Of course, deviation from Rule 1 is called for sometimes, e.g. if the chord progression demands a IV chord for the 4th step note or, for another example, a V7 seems most suitable for a step 5 note or a IV chord for a step 1 note. Then I explicitly indicate such a chord.
(Concrete instances of the last two examples can be found (in row with ID "Klage" in the German songs sub-table) in the arrangement of "Schfers Klage", cf. measures 6 and 7.)
Giving chords explicitly is sometimes necessary when the tune contains out-of-scale notes, but here often applies Rule 3 below.
And last but not least there is the aspect of "colouring" a tune by using chords other than the usual I, IV and V7. (An example is the use of Am instead of D7 in measures 13 and 14 in "Schfers Klage".)
With the designation of a key its scale is also referred to, and so are the notes within that scale. This tautology translates to concrete operational help when applied to playing a chromatic autoharp with a 3-row chord buttons layout where the chords within a row are sequenced according to the Circle of Fifth and a proper relationship is provided for among the rows of majors, sevenths and minors (whatever the rows' relative position might be).
In other words, the key designation determines where I position the fingers of my chording hand. And this is particularly so, when the key designation changes within a tune.

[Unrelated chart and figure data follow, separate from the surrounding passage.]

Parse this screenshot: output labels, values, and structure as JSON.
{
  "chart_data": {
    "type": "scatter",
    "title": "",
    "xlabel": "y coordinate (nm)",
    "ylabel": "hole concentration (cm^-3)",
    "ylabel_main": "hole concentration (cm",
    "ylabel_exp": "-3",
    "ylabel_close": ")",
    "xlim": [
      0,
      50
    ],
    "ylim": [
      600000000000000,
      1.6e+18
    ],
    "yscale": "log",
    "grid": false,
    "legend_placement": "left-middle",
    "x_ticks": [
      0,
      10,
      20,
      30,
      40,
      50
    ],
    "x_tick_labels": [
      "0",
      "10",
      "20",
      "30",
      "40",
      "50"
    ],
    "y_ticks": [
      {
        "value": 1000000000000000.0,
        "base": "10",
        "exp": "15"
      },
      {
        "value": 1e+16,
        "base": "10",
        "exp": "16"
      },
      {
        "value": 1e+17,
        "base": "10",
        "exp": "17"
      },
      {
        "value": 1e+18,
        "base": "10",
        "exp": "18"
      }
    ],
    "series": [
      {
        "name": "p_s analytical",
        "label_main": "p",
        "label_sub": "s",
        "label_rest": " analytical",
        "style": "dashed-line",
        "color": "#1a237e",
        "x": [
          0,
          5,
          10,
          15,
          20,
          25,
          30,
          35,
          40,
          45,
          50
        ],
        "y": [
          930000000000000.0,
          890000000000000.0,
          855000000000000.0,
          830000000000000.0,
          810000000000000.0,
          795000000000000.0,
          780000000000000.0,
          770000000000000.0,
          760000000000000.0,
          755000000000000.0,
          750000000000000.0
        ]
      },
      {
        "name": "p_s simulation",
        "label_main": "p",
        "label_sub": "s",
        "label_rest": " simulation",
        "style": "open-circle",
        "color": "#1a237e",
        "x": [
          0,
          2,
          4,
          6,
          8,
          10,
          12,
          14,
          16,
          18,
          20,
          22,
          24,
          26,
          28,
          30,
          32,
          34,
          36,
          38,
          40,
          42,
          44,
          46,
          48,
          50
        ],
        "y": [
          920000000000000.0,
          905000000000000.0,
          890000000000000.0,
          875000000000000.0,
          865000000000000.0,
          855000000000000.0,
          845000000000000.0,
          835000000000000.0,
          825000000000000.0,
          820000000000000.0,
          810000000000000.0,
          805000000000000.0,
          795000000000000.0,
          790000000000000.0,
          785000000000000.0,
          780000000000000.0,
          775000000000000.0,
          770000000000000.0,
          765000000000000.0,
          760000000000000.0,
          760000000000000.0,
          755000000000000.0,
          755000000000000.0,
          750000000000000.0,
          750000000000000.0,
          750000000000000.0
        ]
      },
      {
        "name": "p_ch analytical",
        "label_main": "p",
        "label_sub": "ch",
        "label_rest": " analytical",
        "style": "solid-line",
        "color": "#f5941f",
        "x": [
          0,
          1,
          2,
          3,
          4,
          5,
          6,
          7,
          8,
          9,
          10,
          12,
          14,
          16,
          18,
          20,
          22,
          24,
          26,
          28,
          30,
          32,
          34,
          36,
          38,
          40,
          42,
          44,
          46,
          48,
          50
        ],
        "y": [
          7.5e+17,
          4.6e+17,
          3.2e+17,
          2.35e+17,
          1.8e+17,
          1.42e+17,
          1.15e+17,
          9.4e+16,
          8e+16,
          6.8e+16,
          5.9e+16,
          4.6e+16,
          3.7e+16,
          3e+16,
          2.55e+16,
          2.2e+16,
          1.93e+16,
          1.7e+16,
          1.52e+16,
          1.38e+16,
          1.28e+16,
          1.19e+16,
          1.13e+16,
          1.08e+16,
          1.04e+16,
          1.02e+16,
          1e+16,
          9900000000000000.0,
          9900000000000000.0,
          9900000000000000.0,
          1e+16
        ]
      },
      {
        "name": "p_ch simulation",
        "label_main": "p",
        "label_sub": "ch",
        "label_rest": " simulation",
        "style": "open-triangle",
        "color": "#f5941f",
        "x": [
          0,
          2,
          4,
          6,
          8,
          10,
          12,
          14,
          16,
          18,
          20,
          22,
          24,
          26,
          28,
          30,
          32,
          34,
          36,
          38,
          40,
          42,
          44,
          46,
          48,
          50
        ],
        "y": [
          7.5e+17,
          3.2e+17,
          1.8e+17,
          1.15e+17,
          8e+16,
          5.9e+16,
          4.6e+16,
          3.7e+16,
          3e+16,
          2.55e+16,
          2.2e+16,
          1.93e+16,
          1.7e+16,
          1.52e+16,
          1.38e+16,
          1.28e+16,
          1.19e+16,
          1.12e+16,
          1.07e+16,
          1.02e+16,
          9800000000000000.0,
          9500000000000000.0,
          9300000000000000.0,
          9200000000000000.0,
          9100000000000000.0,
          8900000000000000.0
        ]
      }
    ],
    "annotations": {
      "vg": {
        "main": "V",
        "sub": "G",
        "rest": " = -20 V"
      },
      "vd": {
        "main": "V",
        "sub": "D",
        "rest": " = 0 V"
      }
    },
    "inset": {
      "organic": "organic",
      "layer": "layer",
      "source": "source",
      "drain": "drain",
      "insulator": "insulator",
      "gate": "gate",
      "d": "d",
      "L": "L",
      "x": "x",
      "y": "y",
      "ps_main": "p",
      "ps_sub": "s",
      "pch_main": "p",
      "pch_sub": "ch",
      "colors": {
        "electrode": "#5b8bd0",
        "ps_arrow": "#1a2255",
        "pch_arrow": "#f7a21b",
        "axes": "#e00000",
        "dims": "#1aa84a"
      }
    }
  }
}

Cf. for example the tune "Schlaf wohl, du Himmelsknabe du" (in row with ID "undet #2" in the Christmas sub-table): The tune is in the key of G but for the measures 7 (where the tune jumps to the key of A) and 8 (where it returns with a stopover on the key of D).
With explicitly pointing out the tune's intermediate modulation (or tonicization, the shifting of the tonic) it is, according to Rule 1, clear beyond any doubt that the chord for playing the _b_ notes in measure 7 must be the E7 chord and, for the _a_ and _c#_ notes, the A chord. Designating the key of D for measure 8 has double effect: It demands the D chord for the _d_ notes and, equally important, it suggests using the "tonic finger" for pressing the D chord and thus enabling with just a one position move of that finger pressing the G chord for playing the _d_, the first note in measure 9. (The G chord is here exactly the right one, following Rule 1.) And the tonicization in measure 11, the shift of the tonic to C, has a double effect: It causes the _b_ and _g_ notes in the measure to be played from the G7 chord and the _c_ note to be played from the C chord. (Without that tonicization marking those notes would be played from the G and D7 chords, respectively.)
In general, designating the key properly, particularly for temporary key changes, may save doubly: accidentals in the staff as well as chord symbols above the staff. While not all accidentals and, consequently, the chord symbols can be discarded this way, recognising and acknowledging tonicization is, according to my observation, the remedy for at least 80 % of accidentals in the Western (popular) music of the past 400 years.
An example, where the recognition of a temporary modulation actually introduces accidentals in the staff, can be found in the sheet music for "Mountain Song" (in row with ID "Italian #1" in the main table): By changing the key designation for the staves beginning with measures 33 and 37, respectively, a natural sign became necessary in measure 38 -- and thus we have a logical explanation for the feeling that the Em chord is most appropriate for the _g_ notes in that measure!
Summarising, Rule 3 together with Rule 1 provides an extremely good guess which chords are to be assigned for melody playing a tune with out-of-scale notes.
Modal tunes tend to be rather tricky, and this is true especially for the minor modes (natural, harmonic, melodic). So I do not rely on giving the mode, instead I always explicitly assign all the chords for modal tunes.
And this concludes my short (!) note.